An instrument, typically an aneroid barometer,
that is used for determining the elevation or height above sea
level. Aneroid barometer style altimeters operate by precisely
measuring the change in atmospheric pressure, that decreases
with increasing height above sea level, since there is less air
exerting pressure at a point at higher elevations than at lower
elevations. Altimeters need to be calibrated each day at a
known elevation, to account for weather-related changes in
atmospheric pressure.
Before 1928 there was no possible way for pilots to
know how far above the ground they were. The German
inventor Paul Kollsman invented the first reliable and accurate
barometric altimeter. The altimeter measured altitude by barometric
pressure. Pilots still use the barometric altimeter today.

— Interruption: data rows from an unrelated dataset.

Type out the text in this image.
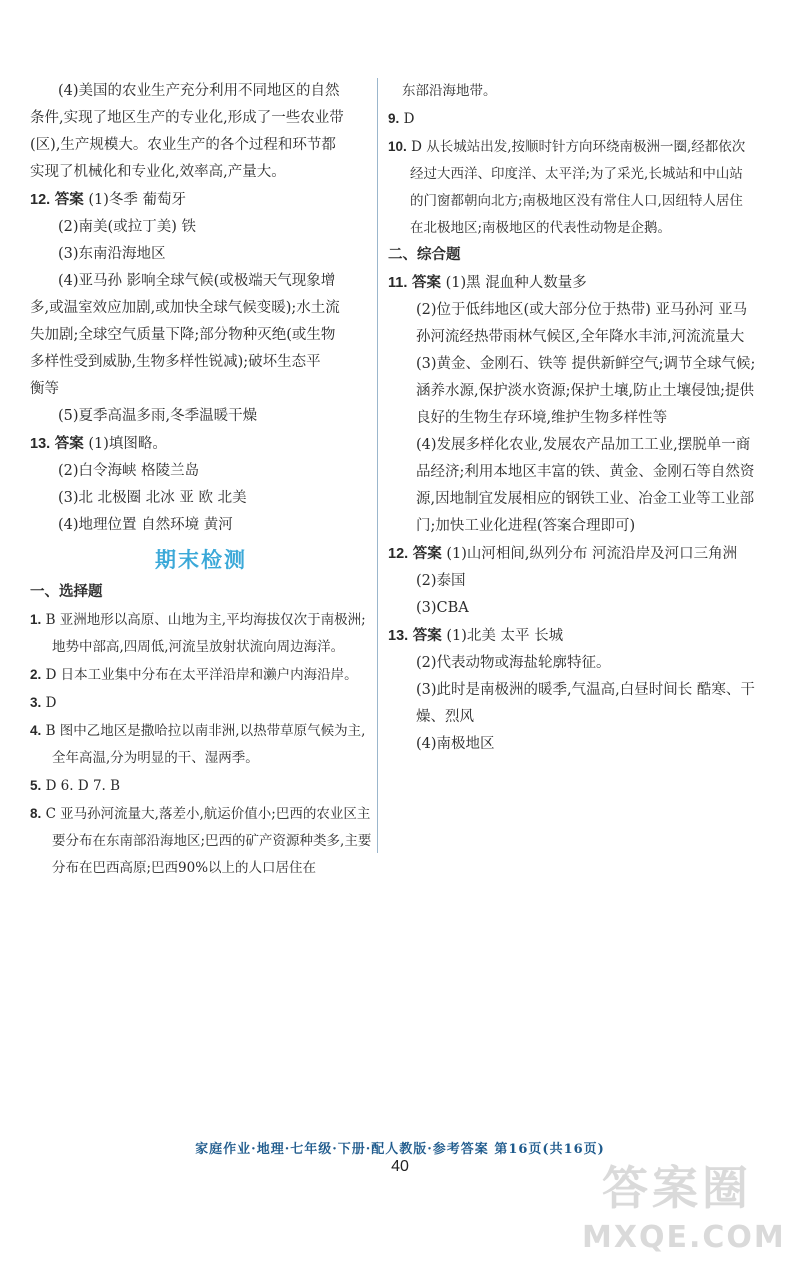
(4)美国的农业生产充分利用不同地区的自然

条件,实现了地区生产的专业化,形成了一些农业带

(区),生产规模大。农业生产的各个过程和环节都

实现了机械化和专业化,效率高,产量大。

12. 答案 (1)冬季 葡萄牙

(2)南美(或拉丁美) 铁

(3)东南沿海地区

(4)亚马孙 影响全球气候(或极端天气现象增

多,或温室效应加剧,或加快全球气候变暖);水土流

失加剧;全球空气质量下降;部分物种灭绝(或生物

多样性受到威胁,生物多样性锐减);破坏生态平

衡等

(5)夏季高温多雨,冬季温暖干燥

13. 答案 (1)填图略。

(2)白令海峡 格陵兰岛

(3)北 北极圈 北冰 亚 欧 北美

(4)地理位置 自然环境 黄河

期末检测

一、选择题

1. B 亚洲地形以高原、山地为主,平均海拔仅次于南极洲;地势中部高,四周低,河流呈放射状流向周边海洋。

2. D 日本工业集中分布在太平洋沿岸和濑户内海沿岸。

3. D

4. B 图中乙地区是撒哈拉以南非洲,以热带草原气候为主,全年高温,分为明显的干、湿两季。

5. D 6. D 7. B

8. C 亚马孙河流量大,落差小,航运价值小;巴西的农业区主要分布在东南部沿海地区;巴西的矿产资源种类多,主要分布在巴西高原;巴西90%以上的人口居住在

东部沿海地带。

9. D

10. D 从长城站出发,按顺时针方向环绕南极洲一圈,经都依次经过大西洋、印度洋、太平洋;为了采光,长城站和中山站的门窗都朝向北方;南极地区没有常住人口,因纽特人居住在北极地区;南极地区的代表性动物是企鹅。

二、综合题

11. 答案 (1)黑 混血种人数量多

(2)位于低纬地区(或大部分位于热带) 亚马孙河 亚马孙河流经热带雨林气候区,全年降水丰沛,河流流量大

(3)黄金、金刚石、铁等 提供新鲜空气;调节全球气候;涵养水源,保护淡水资源;保护土壤,防止土壤侵蚀;提供良好的生物生存环境,维护生物多样性等

(4)发展多样化农业,发展农产品加工工业,摆脱单一商品经济;利用本地区丰富的铁、黄金、金刚石等自然资源,因地制宜发展相应的钢铁工业、冶金工业等工业部门;加快工业化进程(答案合理即可)

12. 答案 (1)山河相间,纵列分布 河流沿岸及河口三角洲

(2)泰国

(3)CBA

13. 答案 (1)北美 太平 长城

(2)代表动物或海盐轮廓特征。

(3)此时是南极洲的暖季,气温高,白昼时间长 酷寒、干燥、烈风

(4)南极地区

家庭作业·地理·七年级·下册·配人教版·参考答案 第16页(共16页)
40	答案圈
MXQE.COM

In 1924 Lloyd Espenschied invented the first radio
altimeter. In 1938 Bell Labs demonstrated the first radio
altimeter. A radio altimeter uses radio signals that bounce off
of the ground and back to the receiver in the plane showing
pilots the altitude of the aircraft. A radar altimeter works
much in the same way except it bounces the signal off of an
object in the air thus telling the height of the object above the
ground. A laser altimeter can measure the distance from a
spacecraft or satellite to a fixed position on Earth. The measurement
when compiled with radial orbit knowledge can
provide the topography of the Earth.